Antoni Lallican travaillait pour plusieurs médias français. Il collaborait notamment avec Le Monde en Ukraine, depuis le début du conflit en février 2022, et en Syrie. Il a également collaboré avec Le Figaro, Libération, Paris Match…, ainsi qu’avec des médias étrangers (Der Spiegel, Die Welt, Le Temps…).
Voici trois des reportages qu’il a réalisés pour Le Monde :
Antoni Lallican était employé depuis 2018 par l’agence Hans Lucas, mais pas pour cette mission, d’après son président Wilfrid Estève. « Il allait régulièrement en Ukraine, connaissait très bien le terrain et savait comment œuvrer », a déclaré à l’Agence France-Presse M. Estève, évoquant un collègue « adorable, le cœur sur la main ».
« Dès le mois de mars 2022, il documentait le siège de Kiev et n’a cessé, depuis, de témoigner de la réalité de la guerre et de ses conséquences sur les populations civiles. Comme nombreux de ses collègues, il était détenteur d’une carte de presse ukrainienne », a souligné l’agence Hans Lucas sur Instagram.
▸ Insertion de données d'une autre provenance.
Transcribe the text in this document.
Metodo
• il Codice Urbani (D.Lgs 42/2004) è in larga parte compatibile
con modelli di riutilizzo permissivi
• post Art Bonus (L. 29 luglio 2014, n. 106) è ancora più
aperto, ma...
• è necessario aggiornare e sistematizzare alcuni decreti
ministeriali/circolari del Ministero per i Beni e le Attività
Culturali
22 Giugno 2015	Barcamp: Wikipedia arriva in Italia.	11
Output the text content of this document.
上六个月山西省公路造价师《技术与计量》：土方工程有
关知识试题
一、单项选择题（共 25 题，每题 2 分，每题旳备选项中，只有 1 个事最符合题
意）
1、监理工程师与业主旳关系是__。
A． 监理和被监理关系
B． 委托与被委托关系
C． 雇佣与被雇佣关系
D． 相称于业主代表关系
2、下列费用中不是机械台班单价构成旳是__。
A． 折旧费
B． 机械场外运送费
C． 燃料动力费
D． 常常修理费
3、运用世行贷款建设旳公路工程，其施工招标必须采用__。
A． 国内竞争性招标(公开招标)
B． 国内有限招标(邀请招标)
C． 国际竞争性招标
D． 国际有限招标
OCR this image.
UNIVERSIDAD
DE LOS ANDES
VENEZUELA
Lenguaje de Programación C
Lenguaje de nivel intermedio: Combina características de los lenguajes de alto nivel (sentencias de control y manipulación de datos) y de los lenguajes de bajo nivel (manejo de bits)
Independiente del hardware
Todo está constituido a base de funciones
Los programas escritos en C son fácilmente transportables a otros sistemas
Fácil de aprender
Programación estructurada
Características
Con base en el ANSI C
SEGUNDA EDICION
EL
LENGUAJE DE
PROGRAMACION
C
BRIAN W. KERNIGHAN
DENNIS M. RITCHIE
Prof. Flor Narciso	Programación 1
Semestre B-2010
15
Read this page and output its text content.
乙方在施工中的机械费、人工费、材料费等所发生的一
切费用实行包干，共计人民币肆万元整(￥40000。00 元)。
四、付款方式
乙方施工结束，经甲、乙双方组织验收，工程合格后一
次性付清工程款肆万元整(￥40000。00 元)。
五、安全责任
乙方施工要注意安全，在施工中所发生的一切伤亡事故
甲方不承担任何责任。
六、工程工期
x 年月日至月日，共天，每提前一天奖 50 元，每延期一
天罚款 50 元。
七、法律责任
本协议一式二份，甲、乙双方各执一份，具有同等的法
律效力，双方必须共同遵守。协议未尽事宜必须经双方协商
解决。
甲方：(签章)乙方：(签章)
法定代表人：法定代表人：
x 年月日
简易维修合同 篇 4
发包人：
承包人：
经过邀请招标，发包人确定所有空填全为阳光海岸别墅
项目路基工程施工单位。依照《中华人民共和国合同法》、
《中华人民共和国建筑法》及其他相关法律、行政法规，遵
Les fédérations EFJ-Ifj et le SNJ ont indiqué qu’il avait « commencé un travail à long terme aux côtés des habitants du bassin minier du Donbass ». « En janvier, il a remporté le prix Victor Hugo 2024 de la photographie engagée pour son reportage saisissant “Soudain, le ciel s’est assombri”, consacré à la guerre en Ukraine », a ajouté le syndicat.
Se disant intéressé par les « problématiques sociales et sociétales des zones de conflit », le trentenaire, basé à Paris, s’était aussi rendu cette année en Syrie, et auparavant au Liban, en Haïti, en Inde, en Israël et en Palestine, et encore à Hongkong. En France, il avait fait des reportages et mené un travail documentaire sur le mal-logement en région parisienne, la protection de l’enfance en milieu rural, la crise du Covid-19 ou le mouvement des « gilets jaunes ».